Compressing the JS array format with CompressionStream and base64 encoding the result typically yields a string that is 300-1200 characters long (depending on the length and complexity of the song itself) – short enough to fit into a URL

So here's the soundtrack for Q1k3, all stored in the URL alone:

/synth/#eJxtkVuWxCAIRDdUHzwEdS2e7H8bA5g40+nBIwI+uKksJ25Ya3UADDED/oRgIkBdPfIGAfOcFTZ0vrAY3wN1/4w4tVgcOXH7Yx8b15Vnaz+7CyLk8STJEgYLGn2SwoFElFAD0uIJZAmKdq/2zrNNwquUV7yMZeSGWHnaXCkLRo8XRp3xeCnh4k2eWpCBxS6w+OpAG9mNJ5UahOmF9lLnKNQmcmL74z5rm6T6+y1QEDSNziVCN7IMUg/Kn+Q8CIMj4lnX4gorH5KHJmW516JRObtbHta+Ffuq0/91sV817Ur7AYzBfQA=

I have no doubt that this could be compressed further by using a binary format instead of JSON. Of course this would come at the expense of more code needed for the compression/decompression. For a JS13k entry your best option is probably the JS Array format, as your whole submission will be zipped up anyway.

pl_synth in high_impact

As stated in the beginning of this post, the initial reason for all of this was to provide an alternative for sound and music in high_impact. pl_synth is now bundled with high_impact and one of the demo games (Drop) uses it exclusively for sound and music.
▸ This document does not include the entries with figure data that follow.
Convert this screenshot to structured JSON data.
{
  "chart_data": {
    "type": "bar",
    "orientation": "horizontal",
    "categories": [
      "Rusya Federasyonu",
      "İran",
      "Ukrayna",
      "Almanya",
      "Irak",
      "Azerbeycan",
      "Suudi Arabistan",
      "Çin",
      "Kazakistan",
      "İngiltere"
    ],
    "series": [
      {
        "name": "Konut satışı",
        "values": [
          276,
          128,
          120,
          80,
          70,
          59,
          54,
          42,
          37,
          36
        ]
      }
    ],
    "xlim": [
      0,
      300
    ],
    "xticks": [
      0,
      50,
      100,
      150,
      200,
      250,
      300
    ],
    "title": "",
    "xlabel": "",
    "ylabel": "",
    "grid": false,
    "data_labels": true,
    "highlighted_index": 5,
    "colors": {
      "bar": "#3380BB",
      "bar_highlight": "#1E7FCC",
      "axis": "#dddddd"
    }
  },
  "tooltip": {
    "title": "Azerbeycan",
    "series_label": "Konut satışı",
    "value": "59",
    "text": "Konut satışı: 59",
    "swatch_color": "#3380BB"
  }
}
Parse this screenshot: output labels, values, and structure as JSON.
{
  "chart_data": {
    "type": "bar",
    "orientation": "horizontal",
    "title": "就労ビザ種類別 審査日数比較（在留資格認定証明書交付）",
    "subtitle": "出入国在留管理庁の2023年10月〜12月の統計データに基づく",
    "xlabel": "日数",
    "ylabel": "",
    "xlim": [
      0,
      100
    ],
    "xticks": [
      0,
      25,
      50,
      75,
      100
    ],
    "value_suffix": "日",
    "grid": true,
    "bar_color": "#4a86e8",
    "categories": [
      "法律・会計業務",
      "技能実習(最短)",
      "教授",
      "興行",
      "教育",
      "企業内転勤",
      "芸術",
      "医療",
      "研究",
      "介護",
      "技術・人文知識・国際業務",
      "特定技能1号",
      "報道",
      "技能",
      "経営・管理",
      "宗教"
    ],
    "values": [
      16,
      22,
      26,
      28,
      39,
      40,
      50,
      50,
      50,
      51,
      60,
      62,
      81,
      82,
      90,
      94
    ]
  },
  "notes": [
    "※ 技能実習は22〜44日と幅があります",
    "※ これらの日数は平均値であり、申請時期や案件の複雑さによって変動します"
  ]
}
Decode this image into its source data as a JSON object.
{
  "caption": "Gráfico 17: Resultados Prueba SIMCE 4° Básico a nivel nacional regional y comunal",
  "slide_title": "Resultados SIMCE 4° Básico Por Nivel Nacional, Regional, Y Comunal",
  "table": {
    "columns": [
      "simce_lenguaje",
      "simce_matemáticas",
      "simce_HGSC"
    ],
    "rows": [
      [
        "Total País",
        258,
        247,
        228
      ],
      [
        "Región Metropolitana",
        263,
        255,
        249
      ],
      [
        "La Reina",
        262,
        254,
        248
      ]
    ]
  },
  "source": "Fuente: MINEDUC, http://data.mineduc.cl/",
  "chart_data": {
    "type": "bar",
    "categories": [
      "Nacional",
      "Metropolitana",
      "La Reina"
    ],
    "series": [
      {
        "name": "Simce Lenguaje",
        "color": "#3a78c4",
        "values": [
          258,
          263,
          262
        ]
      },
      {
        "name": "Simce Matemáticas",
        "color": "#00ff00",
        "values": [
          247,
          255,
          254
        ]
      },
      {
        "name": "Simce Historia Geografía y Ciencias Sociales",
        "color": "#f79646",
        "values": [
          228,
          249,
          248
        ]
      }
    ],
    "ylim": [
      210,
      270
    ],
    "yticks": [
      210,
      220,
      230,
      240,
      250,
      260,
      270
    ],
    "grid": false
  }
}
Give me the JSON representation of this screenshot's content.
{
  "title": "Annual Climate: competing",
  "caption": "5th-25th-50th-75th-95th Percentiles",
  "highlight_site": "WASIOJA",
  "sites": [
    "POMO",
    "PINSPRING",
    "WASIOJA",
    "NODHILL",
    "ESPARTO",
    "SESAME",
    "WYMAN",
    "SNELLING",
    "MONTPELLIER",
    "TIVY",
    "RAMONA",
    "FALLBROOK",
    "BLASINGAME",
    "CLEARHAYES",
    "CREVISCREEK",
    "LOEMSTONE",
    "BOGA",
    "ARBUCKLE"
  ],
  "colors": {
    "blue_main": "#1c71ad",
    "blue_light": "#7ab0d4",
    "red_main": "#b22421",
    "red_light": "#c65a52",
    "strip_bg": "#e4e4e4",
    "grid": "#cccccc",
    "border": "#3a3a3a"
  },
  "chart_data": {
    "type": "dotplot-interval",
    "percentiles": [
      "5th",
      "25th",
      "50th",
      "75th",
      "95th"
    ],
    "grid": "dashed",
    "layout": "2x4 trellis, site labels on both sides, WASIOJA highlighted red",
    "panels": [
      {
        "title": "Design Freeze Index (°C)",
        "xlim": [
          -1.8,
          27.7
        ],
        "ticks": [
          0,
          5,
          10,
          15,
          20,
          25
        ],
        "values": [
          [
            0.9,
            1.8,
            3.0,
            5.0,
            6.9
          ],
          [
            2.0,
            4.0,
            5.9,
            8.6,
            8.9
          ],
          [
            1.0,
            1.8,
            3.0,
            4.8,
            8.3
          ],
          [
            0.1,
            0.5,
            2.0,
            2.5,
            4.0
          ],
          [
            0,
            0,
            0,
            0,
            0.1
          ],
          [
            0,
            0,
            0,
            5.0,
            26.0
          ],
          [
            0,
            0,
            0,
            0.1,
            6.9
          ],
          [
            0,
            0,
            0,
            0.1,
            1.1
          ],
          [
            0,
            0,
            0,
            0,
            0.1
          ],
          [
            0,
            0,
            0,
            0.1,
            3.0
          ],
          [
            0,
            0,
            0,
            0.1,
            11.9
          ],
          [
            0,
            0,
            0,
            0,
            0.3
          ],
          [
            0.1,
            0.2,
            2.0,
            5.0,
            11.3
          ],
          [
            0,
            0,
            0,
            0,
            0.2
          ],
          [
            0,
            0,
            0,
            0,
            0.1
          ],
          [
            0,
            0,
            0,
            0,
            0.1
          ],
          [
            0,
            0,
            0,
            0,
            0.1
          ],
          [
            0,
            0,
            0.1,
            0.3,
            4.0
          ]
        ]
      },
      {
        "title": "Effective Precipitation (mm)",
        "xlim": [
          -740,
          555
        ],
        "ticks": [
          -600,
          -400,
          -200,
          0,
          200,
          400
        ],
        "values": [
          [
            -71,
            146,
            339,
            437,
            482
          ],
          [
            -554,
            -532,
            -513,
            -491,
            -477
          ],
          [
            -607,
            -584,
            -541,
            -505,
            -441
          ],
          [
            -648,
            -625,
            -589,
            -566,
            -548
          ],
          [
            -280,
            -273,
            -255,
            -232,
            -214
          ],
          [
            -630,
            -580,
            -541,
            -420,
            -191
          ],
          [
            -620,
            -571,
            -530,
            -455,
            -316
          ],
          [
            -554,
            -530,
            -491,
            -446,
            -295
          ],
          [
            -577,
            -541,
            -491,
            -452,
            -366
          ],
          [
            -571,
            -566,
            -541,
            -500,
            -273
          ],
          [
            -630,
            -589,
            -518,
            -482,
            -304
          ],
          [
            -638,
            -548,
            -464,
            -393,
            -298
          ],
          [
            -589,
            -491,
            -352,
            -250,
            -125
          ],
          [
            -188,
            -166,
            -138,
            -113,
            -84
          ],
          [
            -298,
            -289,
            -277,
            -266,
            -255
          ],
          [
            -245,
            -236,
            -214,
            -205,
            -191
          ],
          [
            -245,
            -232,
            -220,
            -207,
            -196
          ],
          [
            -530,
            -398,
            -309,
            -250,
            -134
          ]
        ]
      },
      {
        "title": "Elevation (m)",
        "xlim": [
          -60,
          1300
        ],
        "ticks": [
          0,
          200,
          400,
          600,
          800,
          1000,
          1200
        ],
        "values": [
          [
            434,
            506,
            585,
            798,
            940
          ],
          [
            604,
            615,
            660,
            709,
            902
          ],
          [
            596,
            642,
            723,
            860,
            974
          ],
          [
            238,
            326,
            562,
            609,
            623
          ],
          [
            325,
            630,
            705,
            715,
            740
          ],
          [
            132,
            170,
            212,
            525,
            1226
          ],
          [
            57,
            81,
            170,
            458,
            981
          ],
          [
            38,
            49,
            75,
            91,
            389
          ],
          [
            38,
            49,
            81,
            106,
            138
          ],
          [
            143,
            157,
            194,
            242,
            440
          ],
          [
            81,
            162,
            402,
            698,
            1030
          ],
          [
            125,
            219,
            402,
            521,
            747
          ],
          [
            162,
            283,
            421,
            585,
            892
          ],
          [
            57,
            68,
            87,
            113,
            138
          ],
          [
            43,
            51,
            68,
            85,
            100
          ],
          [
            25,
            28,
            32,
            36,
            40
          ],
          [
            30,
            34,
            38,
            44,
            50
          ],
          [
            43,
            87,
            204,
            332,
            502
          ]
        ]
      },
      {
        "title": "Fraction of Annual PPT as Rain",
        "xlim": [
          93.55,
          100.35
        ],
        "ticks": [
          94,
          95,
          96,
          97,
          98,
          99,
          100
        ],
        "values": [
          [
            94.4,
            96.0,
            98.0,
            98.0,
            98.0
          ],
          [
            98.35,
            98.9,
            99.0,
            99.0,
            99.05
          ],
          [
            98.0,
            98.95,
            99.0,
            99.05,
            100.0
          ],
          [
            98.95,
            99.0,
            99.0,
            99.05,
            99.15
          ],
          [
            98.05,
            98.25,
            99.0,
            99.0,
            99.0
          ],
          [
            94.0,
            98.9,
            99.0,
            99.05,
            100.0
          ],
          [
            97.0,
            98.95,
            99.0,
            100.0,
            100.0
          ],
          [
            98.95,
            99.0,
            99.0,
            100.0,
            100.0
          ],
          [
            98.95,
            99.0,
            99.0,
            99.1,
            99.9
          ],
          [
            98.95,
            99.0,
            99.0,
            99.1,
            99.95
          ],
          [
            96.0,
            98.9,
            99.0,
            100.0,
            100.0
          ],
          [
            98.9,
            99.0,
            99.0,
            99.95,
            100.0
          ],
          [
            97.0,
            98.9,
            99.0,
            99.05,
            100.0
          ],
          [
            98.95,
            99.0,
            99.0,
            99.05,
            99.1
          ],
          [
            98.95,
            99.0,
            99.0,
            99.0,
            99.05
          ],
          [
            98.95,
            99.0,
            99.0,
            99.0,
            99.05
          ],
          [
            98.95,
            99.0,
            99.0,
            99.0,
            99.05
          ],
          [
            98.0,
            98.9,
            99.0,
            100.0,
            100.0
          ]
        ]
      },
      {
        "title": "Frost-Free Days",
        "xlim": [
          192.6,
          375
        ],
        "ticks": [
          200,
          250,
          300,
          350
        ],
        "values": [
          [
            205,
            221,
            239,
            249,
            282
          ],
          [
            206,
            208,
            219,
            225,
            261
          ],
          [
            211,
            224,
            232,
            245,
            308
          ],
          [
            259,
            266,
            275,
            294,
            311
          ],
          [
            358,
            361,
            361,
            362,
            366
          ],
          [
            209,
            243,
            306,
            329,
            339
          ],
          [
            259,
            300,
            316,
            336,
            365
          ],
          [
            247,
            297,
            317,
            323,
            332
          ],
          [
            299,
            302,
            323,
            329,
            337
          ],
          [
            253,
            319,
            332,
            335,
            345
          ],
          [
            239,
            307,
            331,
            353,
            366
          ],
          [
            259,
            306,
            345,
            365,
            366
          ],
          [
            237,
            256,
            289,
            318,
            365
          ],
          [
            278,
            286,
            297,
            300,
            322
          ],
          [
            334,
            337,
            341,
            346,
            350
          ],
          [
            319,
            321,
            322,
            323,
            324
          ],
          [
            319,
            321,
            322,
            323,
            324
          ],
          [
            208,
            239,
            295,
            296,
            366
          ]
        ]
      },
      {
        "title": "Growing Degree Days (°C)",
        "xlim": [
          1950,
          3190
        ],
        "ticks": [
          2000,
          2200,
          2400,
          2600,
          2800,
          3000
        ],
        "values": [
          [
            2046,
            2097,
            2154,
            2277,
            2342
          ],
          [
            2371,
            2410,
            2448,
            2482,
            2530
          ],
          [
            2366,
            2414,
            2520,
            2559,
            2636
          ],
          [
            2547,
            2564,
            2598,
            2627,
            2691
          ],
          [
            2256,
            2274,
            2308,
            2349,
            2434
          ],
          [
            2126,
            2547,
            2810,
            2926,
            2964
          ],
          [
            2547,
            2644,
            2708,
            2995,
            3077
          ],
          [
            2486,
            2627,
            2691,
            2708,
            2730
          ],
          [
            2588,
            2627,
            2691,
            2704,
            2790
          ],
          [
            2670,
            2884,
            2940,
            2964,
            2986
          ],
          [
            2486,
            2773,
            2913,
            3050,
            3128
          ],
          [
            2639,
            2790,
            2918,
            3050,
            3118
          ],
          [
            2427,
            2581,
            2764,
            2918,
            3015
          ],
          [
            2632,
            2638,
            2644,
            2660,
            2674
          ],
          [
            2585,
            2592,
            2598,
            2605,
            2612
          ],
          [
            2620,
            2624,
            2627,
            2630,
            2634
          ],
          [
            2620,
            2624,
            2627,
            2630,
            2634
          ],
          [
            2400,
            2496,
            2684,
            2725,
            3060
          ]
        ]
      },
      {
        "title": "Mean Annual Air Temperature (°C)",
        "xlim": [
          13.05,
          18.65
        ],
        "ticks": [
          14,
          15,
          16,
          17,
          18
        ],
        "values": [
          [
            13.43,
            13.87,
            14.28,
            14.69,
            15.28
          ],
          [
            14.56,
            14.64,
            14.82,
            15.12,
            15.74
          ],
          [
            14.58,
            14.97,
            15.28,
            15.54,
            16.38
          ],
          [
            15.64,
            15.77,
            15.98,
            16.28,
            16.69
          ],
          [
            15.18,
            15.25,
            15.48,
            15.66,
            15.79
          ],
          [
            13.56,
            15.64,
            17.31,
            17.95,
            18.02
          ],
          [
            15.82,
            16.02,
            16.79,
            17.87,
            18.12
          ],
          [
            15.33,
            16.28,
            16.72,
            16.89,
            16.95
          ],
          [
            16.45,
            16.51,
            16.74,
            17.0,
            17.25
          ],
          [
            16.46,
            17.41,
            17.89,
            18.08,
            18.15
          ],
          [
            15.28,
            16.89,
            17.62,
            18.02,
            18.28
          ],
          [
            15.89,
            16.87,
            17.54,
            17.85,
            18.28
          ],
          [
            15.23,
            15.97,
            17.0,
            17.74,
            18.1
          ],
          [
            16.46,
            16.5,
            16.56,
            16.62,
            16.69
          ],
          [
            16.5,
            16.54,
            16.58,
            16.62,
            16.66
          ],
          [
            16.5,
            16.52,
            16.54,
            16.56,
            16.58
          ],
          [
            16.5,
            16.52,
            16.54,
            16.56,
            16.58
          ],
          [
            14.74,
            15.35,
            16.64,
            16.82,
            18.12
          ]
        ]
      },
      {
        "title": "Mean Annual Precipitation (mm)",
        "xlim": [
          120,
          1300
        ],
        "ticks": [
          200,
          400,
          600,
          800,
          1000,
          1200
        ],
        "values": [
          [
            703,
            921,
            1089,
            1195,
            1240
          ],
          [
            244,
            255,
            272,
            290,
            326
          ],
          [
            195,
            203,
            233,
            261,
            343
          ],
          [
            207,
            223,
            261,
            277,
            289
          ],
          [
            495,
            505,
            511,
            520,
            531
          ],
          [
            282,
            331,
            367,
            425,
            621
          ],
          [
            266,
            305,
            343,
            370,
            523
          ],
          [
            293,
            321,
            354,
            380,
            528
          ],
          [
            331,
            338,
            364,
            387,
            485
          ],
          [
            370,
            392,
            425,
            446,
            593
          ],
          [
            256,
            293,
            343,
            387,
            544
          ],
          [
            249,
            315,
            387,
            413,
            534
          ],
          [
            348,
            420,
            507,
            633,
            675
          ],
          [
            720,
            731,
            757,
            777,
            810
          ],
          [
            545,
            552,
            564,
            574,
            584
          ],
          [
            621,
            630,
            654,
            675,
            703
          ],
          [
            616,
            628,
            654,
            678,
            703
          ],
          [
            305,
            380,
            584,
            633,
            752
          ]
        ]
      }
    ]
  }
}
Where the game previously loaded a sound file:

sound_source_t *coin = sound_source("assets/coin.qoa");

it now generates a sound effect on startup:

sound_source_t *coin = sound_source_synth_sound(&(pl_synth_sound_t){
    .synth = {10,0,0,1,189,1,12,0,9,1,172,2,0,2750,689,95,129,0,1086,219,1,117}, 
    .row_len = 5513, 
    .note = 135
});

No external sounds files needed anymore!

Check out pl_synth and high_impact on github. I hope to see this pop up in some future games!